The TQL case is a preview of what can happen when employers treat accommodation requests as an inconvenience rather than a legal obligation. As more companies push RTO mandates, expect more conflicts with pregnancy accommodation rights. The law is on your side. Use it.
Frequently Asked Questions
The PWFA applies to employers with 15 or more employees, including private companies, state and local governments, Congress, federal agencies, and employment agencies. If your employer has at least 15 workers, the PWFA covers you. This is the same threshold as Title VII of the Civil Rights Act.
No. Under the PWFA, an employer cannot force you to take leave (paid or unpaid) if another reasonable accommodation exists that would let you keep working. This was one of the central issues in the TQL case. The employer pushed Chelsea Walsh into unpaid leave instead of evaluating her request to work from home. If your employer offers only leave when you have asked for a different accommodation, that may violate the PWFA.
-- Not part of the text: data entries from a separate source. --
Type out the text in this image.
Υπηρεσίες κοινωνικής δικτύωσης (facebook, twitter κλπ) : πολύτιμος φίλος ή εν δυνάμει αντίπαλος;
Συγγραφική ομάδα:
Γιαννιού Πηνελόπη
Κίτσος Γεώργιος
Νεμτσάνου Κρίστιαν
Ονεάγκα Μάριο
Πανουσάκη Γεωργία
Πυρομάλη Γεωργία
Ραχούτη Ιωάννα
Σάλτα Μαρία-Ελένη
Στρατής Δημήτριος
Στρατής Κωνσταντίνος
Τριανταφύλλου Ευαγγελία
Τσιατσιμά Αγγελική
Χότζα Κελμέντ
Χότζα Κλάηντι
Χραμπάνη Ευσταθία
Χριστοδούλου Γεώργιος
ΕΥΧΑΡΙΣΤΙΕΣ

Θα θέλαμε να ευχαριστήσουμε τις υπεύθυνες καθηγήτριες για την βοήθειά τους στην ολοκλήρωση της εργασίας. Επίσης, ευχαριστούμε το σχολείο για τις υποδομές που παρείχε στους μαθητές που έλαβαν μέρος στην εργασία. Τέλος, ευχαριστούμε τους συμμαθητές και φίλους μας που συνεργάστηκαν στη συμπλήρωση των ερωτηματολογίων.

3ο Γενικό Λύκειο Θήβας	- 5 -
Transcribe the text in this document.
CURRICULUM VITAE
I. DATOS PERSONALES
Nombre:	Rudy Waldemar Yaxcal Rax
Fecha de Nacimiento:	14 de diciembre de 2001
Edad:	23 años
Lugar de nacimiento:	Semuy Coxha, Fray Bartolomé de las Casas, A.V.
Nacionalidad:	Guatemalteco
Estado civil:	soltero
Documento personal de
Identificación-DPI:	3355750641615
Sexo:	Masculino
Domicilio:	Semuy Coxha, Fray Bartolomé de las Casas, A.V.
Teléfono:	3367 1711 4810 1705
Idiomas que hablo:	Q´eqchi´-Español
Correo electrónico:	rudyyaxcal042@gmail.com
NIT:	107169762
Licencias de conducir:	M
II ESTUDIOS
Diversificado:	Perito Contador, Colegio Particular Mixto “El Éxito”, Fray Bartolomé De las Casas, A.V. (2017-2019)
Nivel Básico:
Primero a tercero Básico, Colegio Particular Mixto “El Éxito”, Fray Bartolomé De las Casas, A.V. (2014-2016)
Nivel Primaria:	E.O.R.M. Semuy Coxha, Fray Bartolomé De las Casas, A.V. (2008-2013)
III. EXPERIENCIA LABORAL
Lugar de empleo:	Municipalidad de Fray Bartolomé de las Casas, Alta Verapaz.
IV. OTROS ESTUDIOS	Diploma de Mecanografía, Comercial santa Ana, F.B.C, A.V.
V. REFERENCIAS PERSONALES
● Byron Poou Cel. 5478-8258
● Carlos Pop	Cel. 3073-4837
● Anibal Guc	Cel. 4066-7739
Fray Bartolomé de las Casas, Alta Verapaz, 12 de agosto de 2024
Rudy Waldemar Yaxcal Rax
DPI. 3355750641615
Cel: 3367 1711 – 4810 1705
Your employer must engage in an interactive process to determine whether remote work is feasible for your role. They cannot issue a blanket denial without evaluating your specific situation. If your job duties can be performed remotely (even partially), and your doctor has recommended it, your employer has a strong obligation to consider it. The employer must show that remote work would cause an "undue hardship" to deny it. The burden of proof is on the employer, not on you.
The PWFA does not set a specific number of days for your employer to respond, but the EEOC's regulations say the interactive process should begin "promptly." Unnecessary delay can itself be a violation. Courts have found that delays of weeks or months, especially when the employee's medical condition is urgent, can constitute a failure to accommodate. If your employer is stalling, put your follow-up in writing and note the dates of each communication.
No. The PWFA explicitly prohibits retaliation against workers who request or use pregnancy accommodations. This includes firing, demotion, reduced hours, negative performance reviews, and any other adverse action taken because you exercised your rights. Title VII's Pregnancy Discrimination Act and many state laws also prohibit retaliation. If you believe you were retaliated against for requesting an accommodation, you can file a charge with the EEOC within 300 days of the adverse action.